TEXT: Matthew 5:31-32: "It hath been said, Whosoever shall put away his wife, let him give her a writing of divorcement: But I say unto you, That whosoever shall put away his wife, saving for the cause of fornication, causeth her to commit adultery: and whosoever shall marry her that is divorced committeth adultery."
The Canons of Basil, written by the disciples of the fourth-century bishop of Caesarea, note: "Our Lord, to the man and woman, equally forbids divorce save in the case of fornication; but custom requires women to retain their husbands, though they be guilty of fornication. The man deserted by his wife may take another, and though he were deserted [by an adulteress], yet St. Basil will be positive that the other woman who afterward takes him is also guilty of adultery; but the wife is not allowed this liberty. And the man who deserts an innocent wife is not allowed to marry."

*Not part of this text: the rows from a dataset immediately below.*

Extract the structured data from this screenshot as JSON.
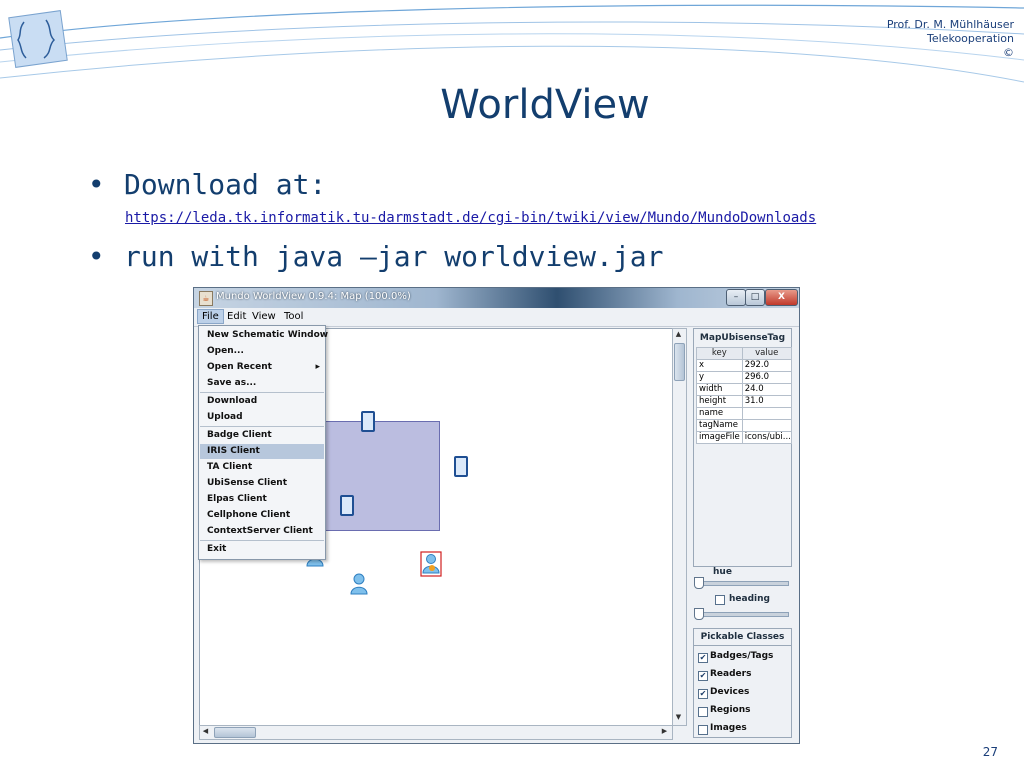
{
  "author": {
    "line1": "Prof. Dr. M. Mühlhäuser",
    "line2": "Telekooperation",
    "line3": "©"
  },
  "slide": {
    "title": "WorldView",
    "page_number": "27"
  },
  "bullets": [
    {
      "text": "Download at:",
      "link": "https://leda.tk.informatik.tu-darmstadt.de/cgi-bin/twiki/view/Mundo/MundoDownloads"
    },
    {
      "text": "run with java –jar worldview.jar"
    }
  ],
  "window": {
    "title": "Mundo WorldView 0.9.4: Map (100.0%)",
    "min": "–",
    "max": "□",
    "close": "X"
  },
  "menubar": [
    "File",
    "Edit",
    "View",
    "Tool"
  ],
  "file_menu": {
    "items": [
      "New Schematic Window",
      "Open...",
      "Open Recent",
      "Save as...",
      "Download",
      "Upload",
      "Badge Client",
      "IRIS Client",
      "TA Client",
      "UbiSense Client",
      "Elpas Client",
      "Cellphone Client",
      "ContextServer Client",
      "Exit"
    ],
    "selected": "IRIS Client",
    "submenu_arrow": "▸"
  },
  "side_panel": {
    "title": "MapUbisenseTag",
    "columns": [
      "key",
      "value"
    ],
    "rows": [
      [
        "x",
        "292.0"
      ],
      [
        "y",
        "296.0"
      ],
      [
        "width",
        "24.0"
      ],
      [
        "height",
        "31.0"
      ],
      [
        "name",
        ""
      ],
      [
        "tagName",
        ""
      ],
      [
        "imageFile",
        "icons/ubi..."
      ]
    ],
    "hue_label": "hue",
    "heading_label": "heading",
    "pickable_title": "Pickable Classes",
    "pickable": [
      {
        "label": "Badges/Tags",
        "checked": true
      },
      {
        "label": "Readers",
        "checked": true
      },
      {
        "label": "Devices",
        "checked": true
      },
      {
        "label": "Regions",
        "checked": false
      },
      {
        "label": "Images",
        "checked": false
      }
    ],
    "check_mark": "✔"
  },
  "scroll": {
    "up": "▲",
    "down": "▼",
    "left": "◀",
    "right": "▶"
  },
  "icons": {
    "java": "java-cup-icon",
    "reader": "reader-device-icon",
    "person": "person-badge-icon"
  }
}
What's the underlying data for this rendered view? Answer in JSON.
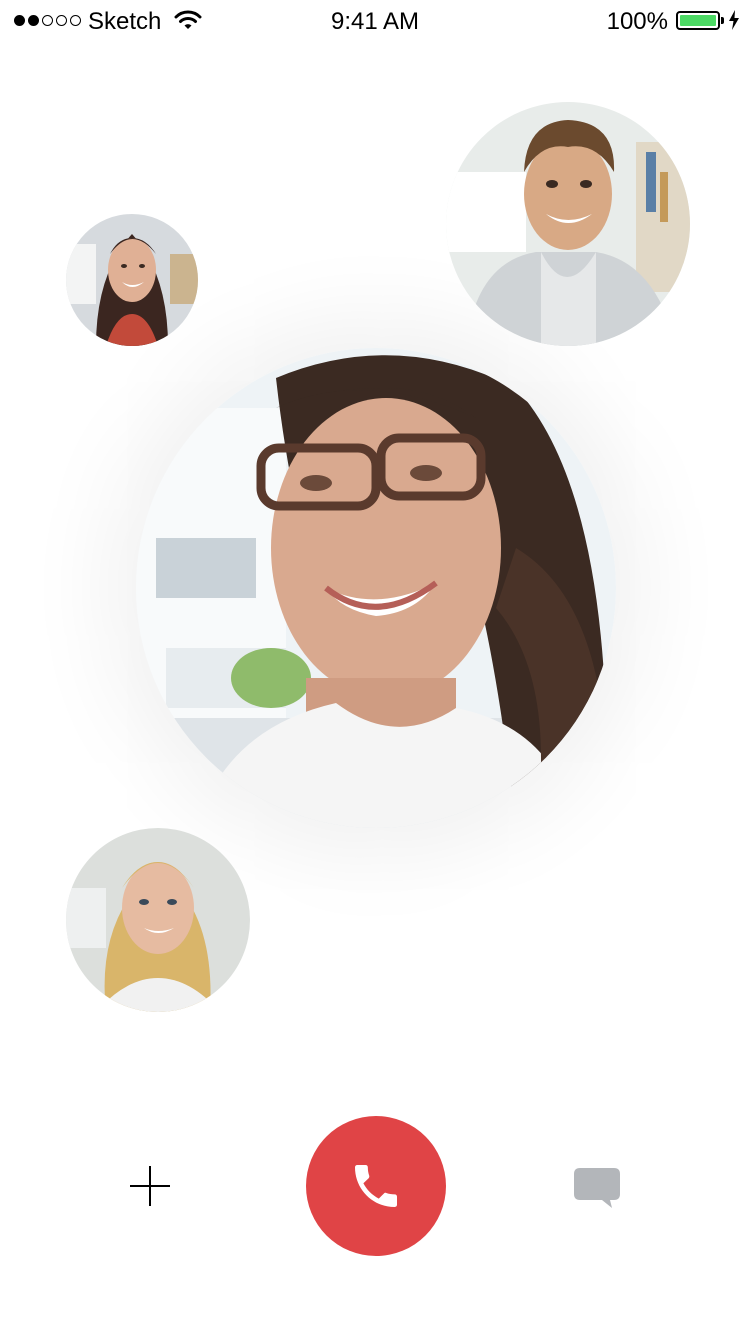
{
  "status_bar": {
    "carrier": "Sketch",
    "time": "9:41 AM",
    "battery_percent": "100%",
    "signal_strength": 2,
    "signal_total": 5,
    "icons": [
      "signal-dots-icon",
      "wifi-icon",
      "battery-icon",
      "charging-bolt-icon"
    ]
  },
  "call": {
    "participants": [
      {
        "role": "active-speaker",
        "icon": "woman-with-glasses-photo"
      },
      {
        "role": "participant",
        "icon": "man-smiling-photo"
      },
      {
        "role": "participant",
        "icon": "woman-dark-hair-photo"
      },
      {
        "role": "participant",
        "icon": "woman-blonde-hair-photo"
      }
    ]
  },
  "controls": {
    "add_icon": "plus-icon",
    "end_call_icon": "phone-icon",
    "chat_icon": "chat-bubble-icon"
  },
  "colors": {
    "end_call": "#e04446",
    "battery": "#4cd964",
    "chat_icon": "#b3b6ba"
  }
}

As we see from this quote, there was clearly a double-standard in the various teachings on divorce in the first century -- both Jewish and Christian. In both the Old Testament and New Testament eras, only men were allowed to issue a "writ of divorcement." Men could divorce their wives, but women could not divorce their husbands. This obviously created a dilemma for the early church which sought to abide by Jesus' teaching that divorce was permitted, but not commanded, in the case of adultery. Christian husbands, whose wives committed adultery, could easily get a divorce both by the laws of the state and the laws of the church. But Christian women, whose husbands had committed adultery and who could have gotten a divorce in the eyes of the Church, were not permitted to divorce in the eyes of the state.